The instructor barked: ‘Are you wearing make-up?’ and ordered me to his office. He had a ‘pull-ups’ bar on the doorway and while he did his admin, he made me hang off it by my arms for ages. Each time I dropped off, he shouted at me to hang off it again until I was so physically exhausted I thought my arms would drop off and I couldn’t do it any longer.
His one mistake was he didn’t confiscate my contraband and even his punishment didn’t deter me – I just stuck to the blusher and mascara and, apart from when I was deployed
in Iraq, I never served a day in the Army without wearing at least some make-up. Of course, there were countless other occasions when someone barked: ‘Private, do you have make-up on?’ I’d say: ‘No, Sir’, then quickly go back, scrub my face and reduce the amount I had on, so I didn’t get caught out again.

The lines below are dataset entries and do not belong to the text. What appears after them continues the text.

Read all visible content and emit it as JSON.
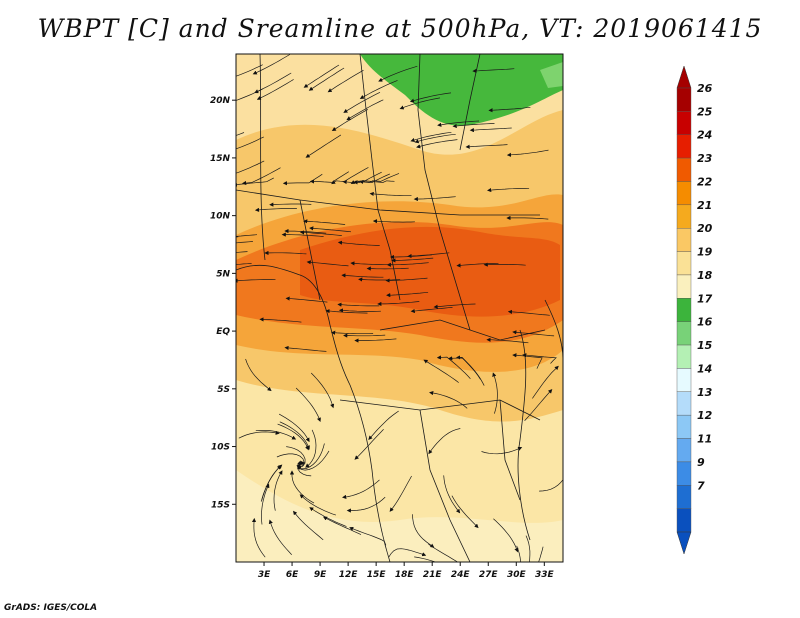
{
  "title": "WBPT [C] and Sreamline at 500hPa, VT: 2019061415",
  "credit": "GrADS: IGES/COLA",
  "map": {
    "lon_range": [
      0,
      35
    ],
    "lat_range": [
      -20,
      24
    ],
    "x_ticks": [
      "3E",
      "6E",
      "9E",
      "12E",
      "15E",
      "18E",
      "21E",
      "24E",
      "27E",
      "30E",
      "33E"
    ],
    "x_tick_values": [
      3,
      6,
      9,
      12,
      15,
      18,
      21,
      24,
      27,
      30,
      33
    ],
    "y_ticks": [
      "20N",
      "15N",
      "10N",
      "5N",
      "EQ",
      "5S",
      "10S",
      "15S"
    ],
    "y_tick_values": [
      20,
      15,
      10,
      5,
      0,
      -5,
      -10,
      -15
    ]
  },
  "colorbar": {
    "labels": [
      "26",
      "25",
      "24",
      "23",
      "22",
      "21",
      "20",
      "19",
      "18",
      "17",
      "16",
      "15",
      "14",
      "13",
      "12",
      "11",
      "9",
      "7"
    ],
    "colors": [
      "#a50000",
      "#c80000",
      "#e61e00",
      "#f05a00",
      "#f58c00",
      "#f5aa1e",
      "#fac864",
      "#fae196",
      "#faf0be",
      "#3cb43c",
      "#78d278",
      "#b4f0b4",
      "#e6faff",
      "#b4dcfa",
      "#8cc8f5",
      "#64aaf0",
      "#3c8ce6",
      "#1e6ed2",
      "#0a50be"
    ],
    "arrow_top": "#a50000",
    "arrow_bottom": "#0a50be"
  },
  "palette": {
    "green": "#46b83c",
    "pale_yellow": "#fbe6a0",
    "light_orange": "#f7c76a",
    "orange": "#f5a53a",
    "dark_orange": "#f0781e",
    "red_orange": "#e95c12"
  }
}
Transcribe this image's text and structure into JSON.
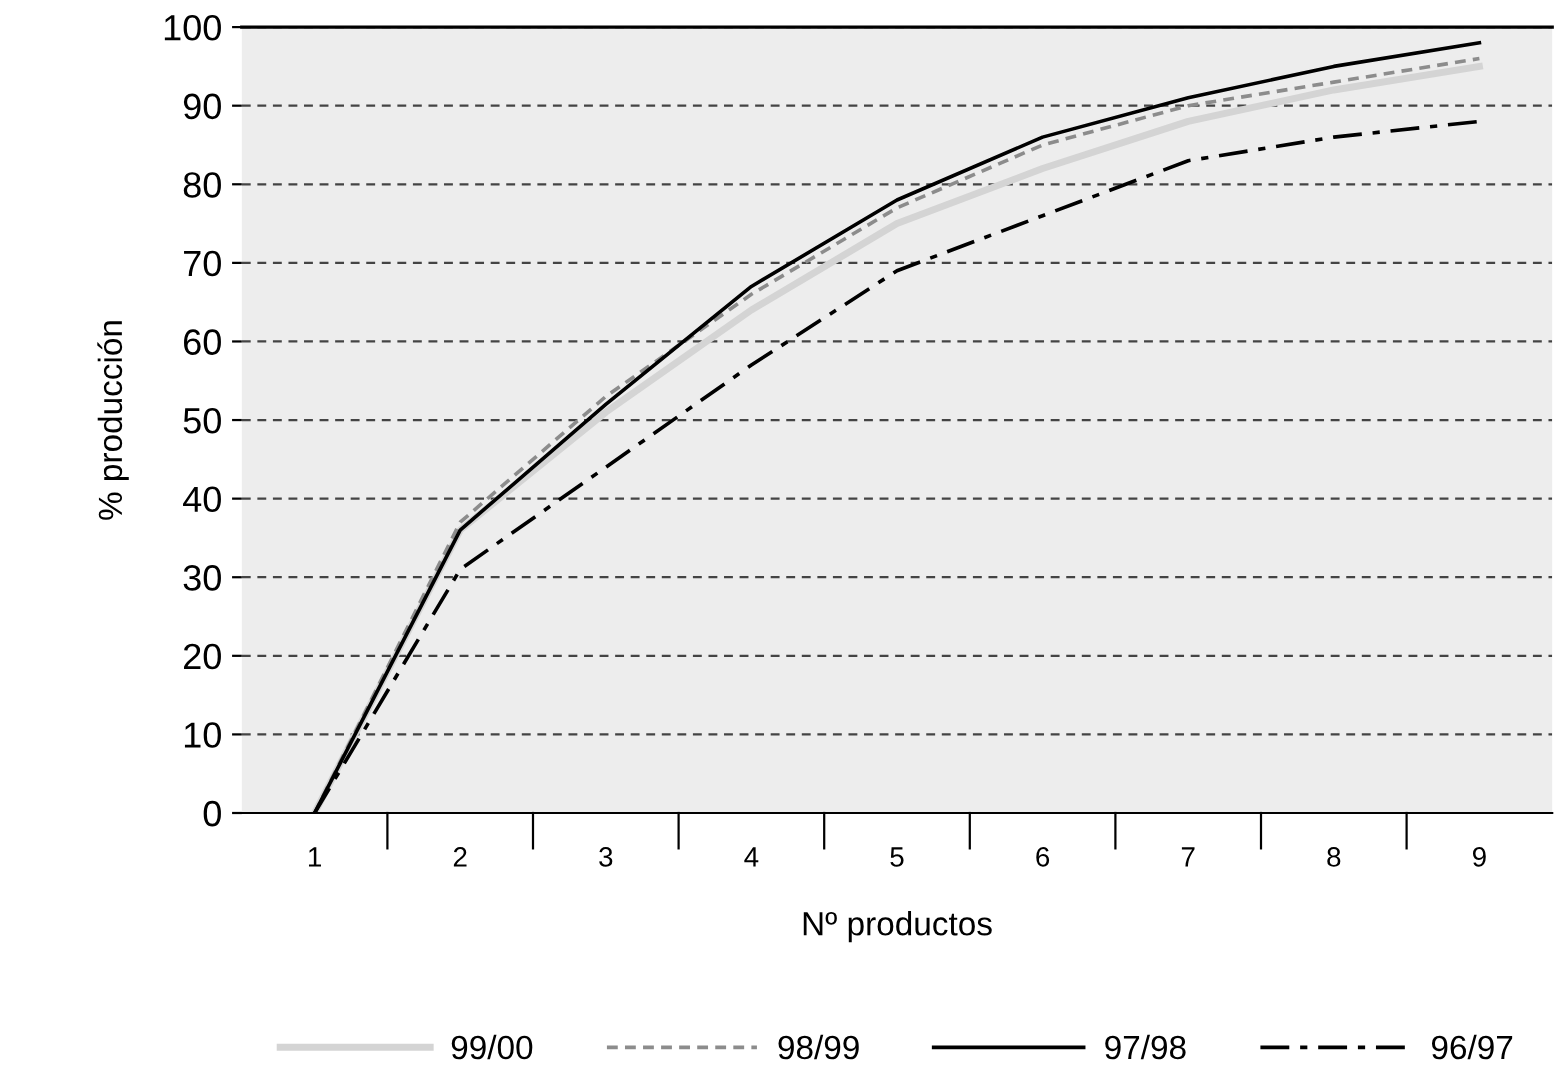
{
  "chart_data": {
    "type": "line",
    "xlabel": "Nº productos",
    "ylabel": "% producción",
    "categories": [
      "1",
      "2",
      "3",
      "4",
      "5",
      "6",
      "7",
      "8",
      "9"
    ],
    "ylim": [
      0,
      100
    ],
    "yticks": [
      0,
      10,
      20,
      30,
      40,
      50,
      60,
      70,
      80,
      90,
      100
    ],
    "grid": "y",
    "legend": "bottom",
    "marker": "none",
    "series": [
      {
        "name": "99/00",
        "color": "#d4d4d4",
        "line_style": "solid",
        "values": [
          0,
          36,
          51,
          64,
          75,
          82,
          88,
          92,
          95
        ]
      },
      {
        "name": "98/99",
        "color": "#8c8c8c",
        "line_style": "dashed",
        "values": [
          0,
          37,
          53,
          66,
          77,
          85,
          90,
          93,
          96
        ]
      },
      {
        "name": "97/98",
        "color": "#000000",
        "line_style": "solid",
        "values": [
          0,
          36,
          52,
          67,
          78,
          86,
          91,
          95,
          98
        ]
      },
      {
        "name": "96/97",
        "color": "#000000",
        "line_style": "dashdot",
        "values": [
          0,
          31,
          44,
          57,
          69,
          76,
          83,
          86,
          88
        ]
      }
    ]
  }
}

Army punishments are always memorable and everyone goes to extraordinary lengths to avoid them. One night we managed to get hold of some contraband clear-spray lacquer to buff our floor for a room inspection at 6am the following morning. We polished feverishly until 4am, trying to get it shiny like a pin. But while the floor passed muster, they smelt a rat so not much else did. First, some dust was found on some pipes and then a plughole wasn’t sparkly enough. Each time they found something wrong the instructor bellowed: ‘Ten times round the block! Get away! Get away! Get away!’ and we’d have to run ten laps around camp before standing to attention in front of our beds again.
Then they moved to our lockers. You’d have beads of sweat as yours was inspected. At first, just like everyone else, I got the presentation of my kit wrong and so I spent a lot of time in stress positions – a favourite was holding yourself in a press-up position. Other times, if you’d been on exercise and you hadn’t scrubbed your mess tins until they were sparkling like brand new you knew you’d spend the next few hours doing a ridiculous amount of sit-ups. My worst punishment was a hundred press-ups outside in the pouring rain as I had failed a locker inspection – my clothes hadn’t been folded properly. An instructor stood next to me as I shouted out every single one in the downpour to make sure I completed it. Ultimately, it was all character-building stuff and I soon started to learn
the ‘tricks of the trade’ to get through. For instance, in order to get the arms of my uniform completely flat and the creases razor-sharp, one of the girls showed me how to cheat: sneaking hairgrips up the sleeves of my shirts in the locker so it would sit perfectly.